Three weeks after being ousted from their downtown encampment, Occupy Portland supporters say they will again camp in a park.

But this time, the demonstrators say they'll only stay for two weeks and will draw upon volunteers and donations to help clean up.

In a letter to city officials on Friday, the protesters announced they will gather at the Salmon Springs Fountain at 2 p.m. Saturday and then march to a new park, which has not yet been selected.

READ: Occupy Portland's letter

Occupy Portland spokesman Jordan Ledoux says he expects 200 to 300 people to join the re-occupation with their tents and sleeping bags.

City Hall has since responded to the plans.

In a statement, Portland Mayor Sam Adams said the Occupy movement has brought important issues to light, but said "we simply cannot afford another encampment in our city."

"I would much rather spend our finite dollars on direct services to those in need, rather than patrolling and cleaning up after an encampment," he wrote.

READ: Mayor's response

Adams has directed Portland police to enforce all park rules in a peaceful manner, but he invited lawful demonstrations.

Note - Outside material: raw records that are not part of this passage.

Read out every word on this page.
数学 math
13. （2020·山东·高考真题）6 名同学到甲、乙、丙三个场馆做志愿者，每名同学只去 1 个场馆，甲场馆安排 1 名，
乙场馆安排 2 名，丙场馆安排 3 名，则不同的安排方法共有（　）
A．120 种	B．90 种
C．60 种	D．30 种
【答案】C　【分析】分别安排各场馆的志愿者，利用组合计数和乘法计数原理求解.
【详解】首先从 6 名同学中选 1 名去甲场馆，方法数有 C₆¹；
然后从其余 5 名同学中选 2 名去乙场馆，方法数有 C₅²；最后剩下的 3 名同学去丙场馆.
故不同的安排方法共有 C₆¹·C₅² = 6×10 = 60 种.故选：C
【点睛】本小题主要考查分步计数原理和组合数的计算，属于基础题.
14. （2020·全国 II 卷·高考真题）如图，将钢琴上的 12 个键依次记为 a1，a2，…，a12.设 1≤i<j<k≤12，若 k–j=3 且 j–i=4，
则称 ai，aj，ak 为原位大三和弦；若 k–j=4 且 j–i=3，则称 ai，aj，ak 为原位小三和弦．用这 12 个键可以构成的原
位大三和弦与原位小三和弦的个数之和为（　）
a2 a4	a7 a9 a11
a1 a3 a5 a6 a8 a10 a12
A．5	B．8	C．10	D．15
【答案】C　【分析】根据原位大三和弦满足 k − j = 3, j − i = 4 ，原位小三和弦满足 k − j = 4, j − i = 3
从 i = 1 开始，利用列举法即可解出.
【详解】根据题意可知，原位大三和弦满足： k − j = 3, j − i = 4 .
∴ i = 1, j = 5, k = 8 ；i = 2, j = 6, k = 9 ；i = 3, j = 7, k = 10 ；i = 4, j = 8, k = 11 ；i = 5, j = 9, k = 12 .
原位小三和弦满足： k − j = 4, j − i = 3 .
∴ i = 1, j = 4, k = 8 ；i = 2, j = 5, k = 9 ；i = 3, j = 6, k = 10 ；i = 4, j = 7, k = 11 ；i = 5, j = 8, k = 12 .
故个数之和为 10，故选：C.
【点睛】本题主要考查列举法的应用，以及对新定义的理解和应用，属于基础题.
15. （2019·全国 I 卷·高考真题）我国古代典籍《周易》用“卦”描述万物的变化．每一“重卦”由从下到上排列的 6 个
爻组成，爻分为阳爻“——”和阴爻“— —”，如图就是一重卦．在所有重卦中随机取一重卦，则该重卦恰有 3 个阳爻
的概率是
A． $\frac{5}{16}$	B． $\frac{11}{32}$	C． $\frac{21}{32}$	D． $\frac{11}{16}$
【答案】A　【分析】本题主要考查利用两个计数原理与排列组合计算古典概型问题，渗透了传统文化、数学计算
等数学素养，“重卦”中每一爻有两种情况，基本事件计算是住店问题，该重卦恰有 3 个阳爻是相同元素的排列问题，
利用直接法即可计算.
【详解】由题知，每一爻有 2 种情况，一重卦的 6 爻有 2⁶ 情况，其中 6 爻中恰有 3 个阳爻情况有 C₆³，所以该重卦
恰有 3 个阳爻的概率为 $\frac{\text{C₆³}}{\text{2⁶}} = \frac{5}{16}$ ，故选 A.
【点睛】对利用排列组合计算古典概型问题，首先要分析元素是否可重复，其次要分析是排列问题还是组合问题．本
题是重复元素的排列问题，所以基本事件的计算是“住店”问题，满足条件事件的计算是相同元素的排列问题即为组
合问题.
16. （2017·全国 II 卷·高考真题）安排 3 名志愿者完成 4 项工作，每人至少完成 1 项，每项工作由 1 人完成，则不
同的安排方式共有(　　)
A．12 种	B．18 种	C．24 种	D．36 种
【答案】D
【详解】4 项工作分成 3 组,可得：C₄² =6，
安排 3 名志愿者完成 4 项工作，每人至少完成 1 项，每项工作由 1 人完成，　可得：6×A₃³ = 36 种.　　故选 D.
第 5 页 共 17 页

Earlier this week, Portland Parks and Recreation announced an estimate of $85,850 to restore Chapman and Lownsdale squares, the sites of the movement's former encampment.

The group says they want to reduce their physical impact and improve security at their new location.

"Occupy Portland would like to create a space that works for all, and learning from the experiences of our first camp, we hope to see in what ways the City believes these things can best be accomplished," the group wrote in the statement.

Occupy Portland established their downtown camp after a thousands-strong march in October. Attempts to expand to other parks have ended in arrests.

After several weeks of occupation, Adams evicted the protesters, saying that closing the camps would "put an end to safety, health and crime problems."

The parks remain closed off for restoration work.

Despite the mid-November eviction, Occupy Portland supporters have stayed visible in the city's core by protesting corporate banks and holding general assembly meetings in Pioneer Courthouse Square.

Occupy Portland is a part of the Occupy Wall Street movement, which began in New York City to bring attention to issues of economic inequality.